One caveat is that the human performance might be somewhat understated due to the competition’s format. For example, it’s very possible that human performance would improve substantially given more time. Whereas o4-mini-medium takes around 5-20 minutes to complete each problem, humans generally take substantially longer. For instance, participants who responded to our post-competition survey spent a mean time of around 40 min on their favorite test problem. Related work on machine learning tasks also suggests that humans have better long-run scaling behavior – whereas AI performance plateaus after some period of time, human performance continues to increase. It’s also worth bearing in mind that the questions on FrontierMath aren’t a direct representation of actual math research.

Overall though, I think this is a useful human baseline that helps put FrontierMath evaluations into context, and I’m interested to see when AIs cross this threshold.

We’d like to thank Open Philanthropy for funding the FrontierMath human baseline competition.

Notes

  1. We allowed participants to use their laptops to access the internet, write code in any language to aid them in solving the problems, subject to some rules (e.g. no contacting humans outside their team or using generative AI tools). 

  2. In our preliminary evaluations, Gemini 2.5 Pro scores the same as o4-mini-medium on the competition subset of FrontierMath, solving exactly the same 5 out of 23 problems. 

  3. This of course provides some advantage to the humans taking part, but whether this is a concern depends on what we care about measuring. If we’re less interested in comparing reasoning abilities in particular, I think it’s very likely that AIs are already superhuman on the full FrontierMath benchmark. 

  4. Note that we originally had 8 “general” problems, but one such problem had to be removed because one of the participants in the competition was the problem’s author. 
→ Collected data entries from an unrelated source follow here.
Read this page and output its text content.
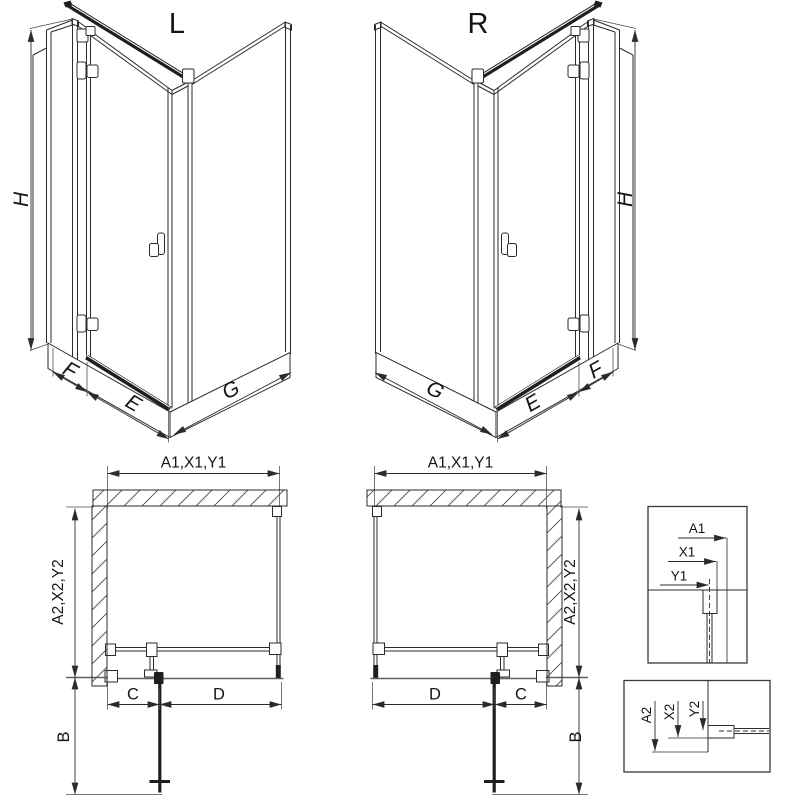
L	R
H	H
F
E	G
F
E
G
A1,X1,Y1	A1,X1,Y1
A2,X2,Y2	A2,X2,Y2
B	B
C	D	D	C
A1
X1
Y1
A2 X2 Y2
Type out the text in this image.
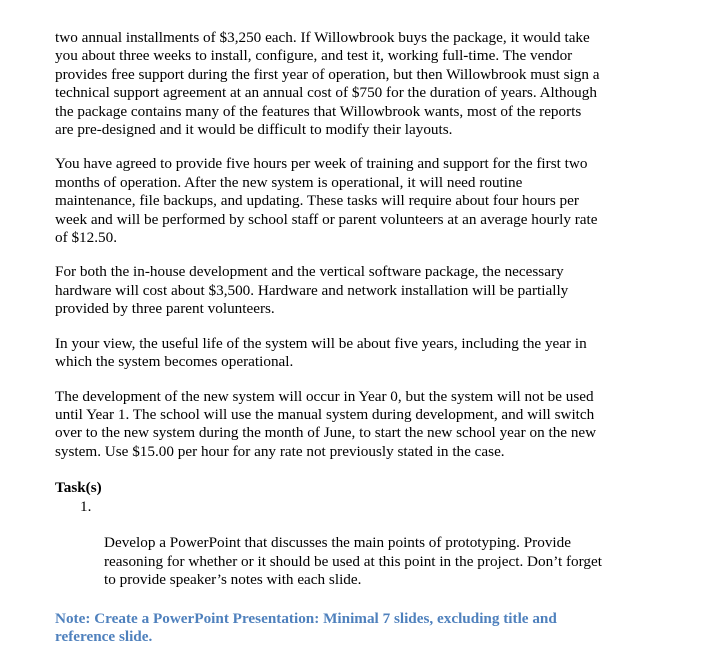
two annual installments of $3,250 each. If Willowbrook buys the package, it would take
you about three weeks to install, configure, and test it, working full-time. The vendor
provides free support during the first year of operation, but then Willowbrook must sign a
technical support agreement at an annual cost of $750 for the duration of years. Although
the package contains many of the features that Willowbrook wants, most of the reports
are pre-designed and it would be difficult to modify their layouts.

You have agreed to provide five hours per week of training and support for the first two
months of operation. After the new system is operational, it will need routine
maintenance, file backups, and updating. These tasks will require about four hours per
week and will be performed by school staff or parent volunteers at an average hourly rate
of $12.50.

For both the in-house development and the vertical software package, the necessary
hardware will cost about $3,500. Hardware and network installation will be partially
provided by three parent volunteers.

In your view, the useful life of the system will be about five years, including the year in
which the system becomes operational.

The development of the new system will occur in Year 0, but the system will not be used
until Year 1. The school will use the manual system during development, and will switch
over to the new system during the month of June, to start the new school year on the new
system. Use $15.00 per hour for any rate not previously stated in the case.

Task(s)

1.

Develop a PowerPoint that discusses the main points of prototyping. Provide
reasoning for whether or it should be used at this point in the project. Don’t forget
to provide speaker’s notes with each slide.

Note: Create a PowerPoint Presentation: Minimal 7 slides, excluding title and
reference slide.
  5. There are of course other ways of operationalizing the human baseline. For example, FrontierMath problems have associated “background ratings”, and we can consider a subset of questions with background ratings that correspond to “undergrad level or below”. But doing this cuts down our sample size from 23 to 8 questions, and somewhat defeats the purpose of the scoring system we put into place. Moreover, we still get a broadly similar result – on the remaining 8 questions, o4-mini-medium yields around 50% (similar to the average across teams). If we instead count a question as correct if any of the human teams answers correctly, the performance is instead 75%. 

  6. Note that this differs from the previously announced difficulty distribution of 25%-50%-25% for tiers 1, 2, and 3 respectively. This is because the previous announcement was based on the 11-26-24 checkpoint of FrontierMath, whereas the numbers in the table above are from the 02-28-25 checkpoint.